Full service resumed for Wednesday morning rush-hour commuters on Metro-North's New Haven line, five days after 72 people were injured when a northbound train went off the rails and clipped an oncoming train near Bridgeport, Conn.
"We're looking good," said Metro-North spokesman Aaron Donovan. "Service is back to full strength with two tracks."
No delays were reported on Metro-North’s New Haven and Harlem lines Wednesday morning, but the Hudson line was experiencing delays of up to 15 minutes due to slippery rail conditions in the vicinity of Peekskill, Metro-North officials said.
“Slippery rail" occurs when fallen moist leaves cling to the top of rail tracks, reducing necessary friction between wheels and rails.

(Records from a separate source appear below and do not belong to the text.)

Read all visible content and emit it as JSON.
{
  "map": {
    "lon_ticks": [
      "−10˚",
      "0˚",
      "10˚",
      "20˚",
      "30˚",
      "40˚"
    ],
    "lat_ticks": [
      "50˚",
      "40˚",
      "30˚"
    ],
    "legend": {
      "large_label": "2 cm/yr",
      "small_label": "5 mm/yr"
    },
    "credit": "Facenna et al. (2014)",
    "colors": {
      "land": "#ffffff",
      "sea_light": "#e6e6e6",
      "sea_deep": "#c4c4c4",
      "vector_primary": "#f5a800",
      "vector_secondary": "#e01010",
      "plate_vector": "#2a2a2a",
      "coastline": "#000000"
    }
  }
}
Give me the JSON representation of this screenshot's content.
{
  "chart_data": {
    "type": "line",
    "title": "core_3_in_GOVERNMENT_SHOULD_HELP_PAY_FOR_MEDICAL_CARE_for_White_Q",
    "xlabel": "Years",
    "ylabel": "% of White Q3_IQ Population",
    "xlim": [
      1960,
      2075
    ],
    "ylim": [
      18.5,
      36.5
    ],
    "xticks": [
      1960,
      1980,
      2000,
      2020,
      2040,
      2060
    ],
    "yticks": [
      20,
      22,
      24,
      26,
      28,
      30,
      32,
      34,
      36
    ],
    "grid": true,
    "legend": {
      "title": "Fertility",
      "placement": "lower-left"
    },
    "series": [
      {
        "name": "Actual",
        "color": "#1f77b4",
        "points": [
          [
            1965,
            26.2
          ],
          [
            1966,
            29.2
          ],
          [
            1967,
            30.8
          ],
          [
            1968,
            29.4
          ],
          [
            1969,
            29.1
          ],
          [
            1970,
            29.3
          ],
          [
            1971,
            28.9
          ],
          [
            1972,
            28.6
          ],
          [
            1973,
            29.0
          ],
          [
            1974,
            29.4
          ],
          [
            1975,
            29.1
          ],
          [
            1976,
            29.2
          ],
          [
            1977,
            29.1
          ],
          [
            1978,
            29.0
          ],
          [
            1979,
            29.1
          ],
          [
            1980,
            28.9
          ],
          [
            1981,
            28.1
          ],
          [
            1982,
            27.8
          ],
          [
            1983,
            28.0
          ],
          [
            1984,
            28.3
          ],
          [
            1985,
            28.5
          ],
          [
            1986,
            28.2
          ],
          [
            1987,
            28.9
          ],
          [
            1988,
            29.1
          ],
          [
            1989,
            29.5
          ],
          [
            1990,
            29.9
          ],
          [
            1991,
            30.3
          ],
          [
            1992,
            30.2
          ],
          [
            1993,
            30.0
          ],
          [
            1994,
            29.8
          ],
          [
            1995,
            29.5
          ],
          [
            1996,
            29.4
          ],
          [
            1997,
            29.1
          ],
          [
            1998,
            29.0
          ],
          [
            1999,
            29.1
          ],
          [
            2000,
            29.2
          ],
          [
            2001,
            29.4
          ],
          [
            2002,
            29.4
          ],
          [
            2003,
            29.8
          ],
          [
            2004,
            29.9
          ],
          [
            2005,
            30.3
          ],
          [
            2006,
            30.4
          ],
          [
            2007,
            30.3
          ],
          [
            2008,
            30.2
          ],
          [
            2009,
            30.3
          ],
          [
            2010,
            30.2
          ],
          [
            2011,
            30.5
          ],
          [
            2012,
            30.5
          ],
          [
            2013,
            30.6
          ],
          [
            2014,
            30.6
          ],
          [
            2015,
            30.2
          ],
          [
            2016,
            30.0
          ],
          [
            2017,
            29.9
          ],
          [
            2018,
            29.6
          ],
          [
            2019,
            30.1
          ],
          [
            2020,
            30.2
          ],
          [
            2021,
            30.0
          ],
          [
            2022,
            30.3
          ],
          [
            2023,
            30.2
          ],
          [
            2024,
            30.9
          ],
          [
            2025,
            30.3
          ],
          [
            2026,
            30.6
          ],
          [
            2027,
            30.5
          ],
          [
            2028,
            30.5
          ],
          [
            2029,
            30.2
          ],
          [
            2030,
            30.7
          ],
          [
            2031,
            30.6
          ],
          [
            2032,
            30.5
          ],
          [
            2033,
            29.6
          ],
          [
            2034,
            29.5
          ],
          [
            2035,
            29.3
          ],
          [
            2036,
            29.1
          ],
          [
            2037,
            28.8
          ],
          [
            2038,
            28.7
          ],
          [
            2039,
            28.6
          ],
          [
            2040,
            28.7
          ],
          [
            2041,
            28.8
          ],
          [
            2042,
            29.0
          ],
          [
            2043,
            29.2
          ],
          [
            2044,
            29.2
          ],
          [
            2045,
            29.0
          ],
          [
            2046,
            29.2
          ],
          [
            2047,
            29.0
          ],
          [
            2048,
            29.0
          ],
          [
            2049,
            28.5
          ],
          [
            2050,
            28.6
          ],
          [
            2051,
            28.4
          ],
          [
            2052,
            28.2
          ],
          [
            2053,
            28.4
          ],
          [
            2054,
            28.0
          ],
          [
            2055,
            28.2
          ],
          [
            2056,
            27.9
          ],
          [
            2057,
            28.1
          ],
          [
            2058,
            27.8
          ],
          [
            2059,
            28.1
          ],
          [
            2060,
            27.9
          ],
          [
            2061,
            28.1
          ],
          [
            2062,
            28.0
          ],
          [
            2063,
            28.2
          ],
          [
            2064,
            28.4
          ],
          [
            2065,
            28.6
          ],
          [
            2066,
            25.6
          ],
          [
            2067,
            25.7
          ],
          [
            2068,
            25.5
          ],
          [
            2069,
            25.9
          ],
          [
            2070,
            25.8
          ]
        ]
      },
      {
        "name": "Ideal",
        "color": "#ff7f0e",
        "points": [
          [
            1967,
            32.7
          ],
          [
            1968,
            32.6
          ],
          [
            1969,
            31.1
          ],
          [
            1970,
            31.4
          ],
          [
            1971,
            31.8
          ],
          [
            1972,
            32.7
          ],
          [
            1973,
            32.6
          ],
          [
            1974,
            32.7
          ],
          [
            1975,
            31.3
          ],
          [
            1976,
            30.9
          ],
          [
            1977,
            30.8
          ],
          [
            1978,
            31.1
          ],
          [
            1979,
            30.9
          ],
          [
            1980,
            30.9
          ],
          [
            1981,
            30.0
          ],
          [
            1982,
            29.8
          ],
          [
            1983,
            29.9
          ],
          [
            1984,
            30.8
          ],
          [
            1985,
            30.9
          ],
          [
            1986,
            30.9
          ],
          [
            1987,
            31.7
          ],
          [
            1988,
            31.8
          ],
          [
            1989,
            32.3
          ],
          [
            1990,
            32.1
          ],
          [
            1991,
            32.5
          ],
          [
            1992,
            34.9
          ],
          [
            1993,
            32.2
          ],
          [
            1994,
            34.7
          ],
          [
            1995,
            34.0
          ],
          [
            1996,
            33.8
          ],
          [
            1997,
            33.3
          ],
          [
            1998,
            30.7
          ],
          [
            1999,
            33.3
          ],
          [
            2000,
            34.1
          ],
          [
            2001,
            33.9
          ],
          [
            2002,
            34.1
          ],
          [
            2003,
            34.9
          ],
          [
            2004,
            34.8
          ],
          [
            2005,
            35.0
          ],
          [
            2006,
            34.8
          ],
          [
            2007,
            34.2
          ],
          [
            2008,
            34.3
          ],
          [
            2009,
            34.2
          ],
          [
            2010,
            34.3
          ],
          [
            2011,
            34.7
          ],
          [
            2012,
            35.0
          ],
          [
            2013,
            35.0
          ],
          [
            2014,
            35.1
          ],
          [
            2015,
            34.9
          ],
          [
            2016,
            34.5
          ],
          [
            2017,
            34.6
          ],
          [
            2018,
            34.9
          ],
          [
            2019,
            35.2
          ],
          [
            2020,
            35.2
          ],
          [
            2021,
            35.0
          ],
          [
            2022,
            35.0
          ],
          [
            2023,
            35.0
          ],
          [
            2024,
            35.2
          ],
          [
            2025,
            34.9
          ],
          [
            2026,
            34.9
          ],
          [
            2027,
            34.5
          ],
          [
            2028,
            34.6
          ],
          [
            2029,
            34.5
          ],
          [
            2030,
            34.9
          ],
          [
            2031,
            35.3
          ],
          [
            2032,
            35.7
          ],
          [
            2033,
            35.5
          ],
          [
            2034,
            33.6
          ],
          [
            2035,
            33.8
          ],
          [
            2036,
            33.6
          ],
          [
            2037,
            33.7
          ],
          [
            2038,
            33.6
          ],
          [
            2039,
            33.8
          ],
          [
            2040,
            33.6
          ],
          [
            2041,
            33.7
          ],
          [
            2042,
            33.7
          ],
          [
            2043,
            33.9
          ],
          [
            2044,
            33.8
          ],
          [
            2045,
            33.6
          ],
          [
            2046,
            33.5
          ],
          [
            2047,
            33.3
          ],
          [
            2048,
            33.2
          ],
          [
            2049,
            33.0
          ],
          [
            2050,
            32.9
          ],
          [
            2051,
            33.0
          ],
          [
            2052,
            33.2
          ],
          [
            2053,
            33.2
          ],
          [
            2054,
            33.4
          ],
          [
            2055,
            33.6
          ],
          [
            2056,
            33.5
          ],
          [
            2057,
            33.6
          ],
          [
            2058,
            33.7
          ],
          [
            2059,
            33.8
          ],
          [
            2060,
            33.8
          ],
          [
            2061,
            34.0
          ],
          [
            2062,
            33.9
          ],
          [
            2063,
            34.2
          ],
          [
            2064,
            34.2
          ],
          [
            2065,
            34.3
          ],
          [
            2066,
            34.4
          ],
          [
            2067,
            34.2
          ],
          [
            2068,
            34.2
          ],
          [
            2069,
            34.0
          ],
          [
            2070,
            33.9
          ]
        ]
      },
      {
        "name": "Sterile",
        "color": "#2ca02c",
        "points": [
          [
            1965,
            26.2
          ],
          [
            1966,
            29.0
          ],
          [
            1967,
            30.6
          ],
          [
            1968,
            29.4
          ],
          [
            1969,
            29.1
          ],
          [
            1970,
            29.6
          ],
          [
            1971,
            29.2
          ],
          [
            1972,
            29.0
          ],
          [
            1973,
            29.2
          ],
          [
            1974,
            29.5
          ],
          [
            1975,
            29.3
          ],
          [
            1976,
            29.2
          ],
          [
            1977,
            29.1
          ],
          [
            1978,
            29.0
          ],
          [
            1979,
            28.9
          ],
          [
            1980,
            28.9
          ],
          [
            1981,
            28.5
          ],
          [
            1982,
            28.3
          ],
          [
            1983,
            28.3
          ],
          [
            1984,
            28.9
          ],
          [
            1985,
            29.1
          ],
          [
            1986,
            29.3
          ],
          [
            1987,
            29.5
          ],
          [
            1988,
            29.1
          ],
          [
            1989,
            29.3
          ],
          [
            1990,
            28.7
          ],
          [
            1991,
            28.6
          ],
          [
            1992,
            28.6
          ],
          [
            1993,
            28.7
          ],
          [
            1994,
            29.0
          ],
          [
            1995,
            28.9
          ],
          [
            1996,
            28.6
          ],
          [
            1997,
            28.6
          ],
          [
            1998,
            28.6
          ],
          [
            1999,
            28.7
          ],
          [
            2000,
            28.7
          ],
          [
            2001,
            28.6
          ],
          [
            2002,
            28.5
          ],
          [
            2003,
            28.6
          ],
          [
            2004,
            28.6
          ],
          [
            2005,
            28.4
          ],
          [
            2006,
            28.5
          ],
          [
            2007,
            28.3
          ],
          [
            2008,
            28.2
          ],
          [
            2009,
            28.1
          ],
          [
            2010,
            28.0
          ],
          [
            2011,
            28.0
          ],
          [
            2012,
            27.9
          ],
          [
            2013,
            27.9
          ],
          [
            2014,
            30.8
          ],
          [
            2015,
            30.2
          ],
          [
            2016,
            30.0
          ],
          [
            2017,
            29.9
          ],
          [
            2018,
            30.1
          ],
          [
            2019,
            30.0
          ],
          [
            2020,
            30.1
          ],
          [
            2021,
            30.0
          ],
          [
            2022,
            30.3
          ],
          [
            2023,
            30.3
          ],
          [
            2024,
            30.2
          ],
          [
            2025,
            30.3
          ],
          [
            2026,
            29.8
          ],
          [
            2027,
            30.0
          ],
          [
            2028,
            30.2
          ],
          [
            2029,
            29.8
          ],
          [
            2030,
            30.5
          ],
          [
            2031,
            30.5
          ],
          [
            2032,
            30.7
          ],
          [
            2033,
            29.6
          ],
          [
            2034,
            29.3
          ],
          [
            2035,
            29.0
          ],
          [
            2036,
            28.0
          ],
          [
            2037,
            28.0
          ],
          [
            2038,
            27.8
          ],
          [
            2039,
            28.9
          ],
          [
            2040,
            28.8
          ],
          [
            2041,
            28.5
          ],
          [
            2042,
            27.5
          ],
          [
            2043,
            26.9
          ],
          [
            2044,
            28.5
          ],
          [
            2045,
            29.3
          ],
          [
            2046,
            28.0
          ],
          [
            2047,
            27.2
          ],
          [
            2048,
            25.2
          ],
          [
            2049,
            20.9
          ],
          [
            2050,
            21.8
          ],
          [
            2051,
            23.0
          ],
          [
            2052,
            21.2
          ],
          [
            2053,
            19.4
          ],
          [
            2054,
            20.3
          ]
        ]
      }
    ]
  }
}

Speed restrictions, however, are in effect for the section of two repaired tracks where the derailment occurred, with trains limited to 30 mph versus the usual top speed of 70 mph, Donovan said.
FLAWS IN TRACKS
Speculation on the cause of the derailment centered on possible flaws in the tracks.
Recent track repair in the area may have affected the stability of the rails, said attorney George Cahill, who has been retained by seven Metro-North workers to pursue federal lawsuits to recover damages for injuries suffered in the crash.
In particular, a joint bar -- two steel bars fastened together by bolts -- may have come loose along a section of track where the accident occurred, according to Cahill.
Unlike other areas throughout the Metro-North system that use ribbon rail -- in which quarter-mile sections of the track are welded together to hold the rail line in place -- the corridor where the accident occurred relies on more antiquated infrastructure, union officials and railroad workers said.
Investigators with the NTSB have removed the section of track where the crash occurred and have taken it to Washington for forensic analysis.
It is not clear yet whether the track was damaged before or after the crash.
"We're still in the very early stages," said NTSB spokesman Terry Williams. "We're not ruling anything out."
Cahill already has filed federal notices of claim, often a starting point for lawsuits.
"We have questions," said Cahill, who has offices in Manhattan and New Haven and who has won past multimillion-dollar suits against Metro-North. "We're still investigating what happened."
Cahill said he and his associates have spent the past few days talking to injured workers and others to try to determine what led to the derailment. Their interviews led to a couple of theories on why the accident occurred.
Metro-North declined to comment, citing the ongoing National Transportation Safety Board probe.
METRO-NORTH WORKERS STILL 'SHAKEN'
Engineers and conductors were battered and bleeding after being tossed around the interior of the twisted train cars before aiding with the evacuation of some 500 passengers, a top union official said Tuesday.
"There's a lot of post-traumatic stress," said Tony Bottalico, the general chairman of the Association of Commuter Rail Employees, which represents conductors and engineers. "They're very shaken."
He credited the quick-thinking actions of an engineer in the oncoming train for preventing more injuries and even death.
Bottalico said both trains were going around 70 mph when the engineer in the Manhattan-bound train noticed smoke and dust from the derailment ahead and immediately knocked down his speed.
"If he was going full speed, forget about it," Bottalico said.
Metro-North employees worked around the clock through the weekend to rebuild damaged track and restore electrical service in time for the resumption of regular service between New Haven and Grand Central Terminal Wednesday morning.
On Tuesday afternoon, the first Metro-North train to carry passengers through a section of track between Stamford and Bridgeport that had been shut down for nearly four days glided through the area at a slower-than-usual 30 mph pace. Limited service between Grand Central and New Haven was in place for the evening rush.